Dad started to dial a minister he knew who would perform a wedding on short notice. "We probably caught it in time," he said. "With any luck the baby will be small enough to call premature. We'll go down to the courthouse tomorrow morning, if that no-good boyfriend of yours lives that long." How could he look at her swelling belly, no longer concealed under stylishly baggy shirts, and think they had caught it in time?

Then Mom came in, just as Corinne halted Dad in mid-dial by saying that she wasn't going to marry Peter, even though it meant she would do a year at a rehab retreat and her out-of-wedlock baby would be put in an institution. The phone, ignored, began a panicked beeping. Her father smashed it down so hard it cracked.

Mom already knew. She had asked Corinne not to tell Dad yet, but Corinne couldn't wait. Now Mom was tight-lipped with frustration. But the expected battle never came. All Dad did was look at Corinne, in the fed-up way he looked at people who did utterly stupid, careless things. Then he snatched his car keys from beside the front door and left, his swearing punctuated by the stomp of his boots down the porch steps.

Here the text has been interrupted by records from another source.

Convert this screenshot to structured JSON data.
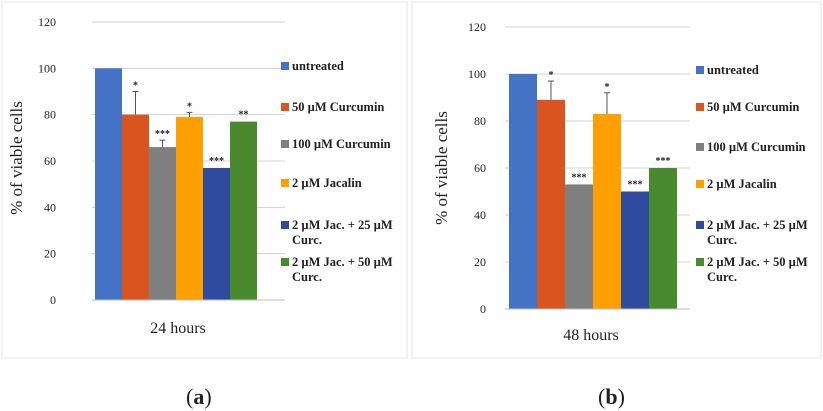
{
  "colors": {
    "untreated": "#4472C4",
    "curcumin50": "#D9541E",
    "curcumin100": "#7F7F7F",
    "jacalin2": "#FFA000",
    "jac_curc25": "#2F4BA0",
    "jac_curc50": "#4A8A2E"
  },
  "chart_data": [
    {
      "type": "bar",
      "panel_label": "a",
      "xlabel": "24 hours",
      "ylabel": "% of viable cells",
      "ylim": [
        0,
        120
      ],
      "yticks": [
        "0",
        "20",
        "40",
        "60",
        "80",
        "100",
        "120"
      ],
      "grid": true,
      "legend_position": "right",
      "series": [
        {
          "name": "untreated",
          "value": 100,
          "error": 0,
          "sig": ""
        },
        {
          "name": "50 µM Curcumin",
          "value": 80,
          "error": 10,
          "sig": "*"
        },
        {
          "name": "100 µM Curcumin",
          "value": 66,
          "error": 3,
          "sig": "***"
        },
        {
          "name": "2 µM Jacalin",
          "value": 79,
          "error": 2,
          "sig": "*"
        },
        {
          "name": "2 µM Jac. + 25 µM Curc.",
          "value": 57,
          "error": 0,
          "sig": "***"
        },
        {
          "name": "2 µM Jac. + 50 µM Curc.",
          "value": 77,
          "error": 0,
          "sig": "**"
        }
      ]
    },
    {
      "type": "bar",
      "panel_label": "b",
      "xlabel": "48 hours",
      "ylabel": "% of viable cells",
      "ylim": [
        0,
        120
      ],
      "yticks": [
        "0",
        "20",
        "40",
        "60",
        "80",
        "100",
        "120"
      ],
      "grid": true,
      "legend_position": "right",
      "series": [
        {
          "name": "untreated",
          "value": 100,
          "error": 0,
          "sig": ""
        },
        {
          "name": "50 µM Curcumin",
          "value": 89,
          "error": 8,
          "sig": "*"
        },
        {
          "name": "100 µM Curcumin",
          "value": 53,
          "error": 0,
          "sig": "***"
        },
        {
          "name": "2 µM Jacalin",
          "value": 83,
          "error": 9,
          "sig": "*"
        },
        {
          "name": "2 µM Jac. + 25 µM Curc.",
          "value": 50,
          "error": 0,
          "sig": "***"
        },
        {
          "name": "2 µM Jac. + 50 µM Curc.",
          "value": 60,
          "error": 0,
          "sig": "***"
        }
      ]
    }
  ]
}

Mom sat her down. "I called my sister, sweetie," she said. "I just wish you hadn't told your father; I hadn't even rung off when he picked the phone up. It would have been better for you to let me deal with him. But it's done now." She paused and looked at Corinne's midriff, shaking her head as if amazed that she had herself been deceived for so long. Then she raised her eyes to Corinne's face and forced a smile. "It's okay, darling," she said, to reassure. "I'm proud of your decision to stay single, to go to college. I know it isn't easy. Now, if you want to, Corinne--and please, hon, consider this very carefully--Sylvia will meet us tomorrow afternoon in Bar Harbor and take you back across on the ferry...."

After that it was a blur of packing, of Mom telling her ten times that no she could not call Peter, of terror when Dad came home raging drunk, of heartsickness the next morning as Mom scribbled a note that she was taking Corinne shopping to cheer her up, pinning it to the fridge with the red "Home Is Where the Heart Is" magnet--

Corinne heard voices around the car, tensed, then relaxed as they faded away. She gritted her teeth. In six months she would be eighteen; she would have her career, and her life, if they made it to Sylvia's in Halifax.

She didn't know what would happen to either of them if they didn't make it. She didn't even know if Mom and Sylvia knew what they were doing, but she trusted them, and she had told her mother, in the awful quiet of the big house, that she would terminate the pregnancy if possible--that she understood the legal implications. All she could do now, to keep the fear at bay, and the longing for Peter's wiry, comforting arms, and the abyss of regret at leaving her mother, was to focus on making it across the endless water.

She had already made all the choices.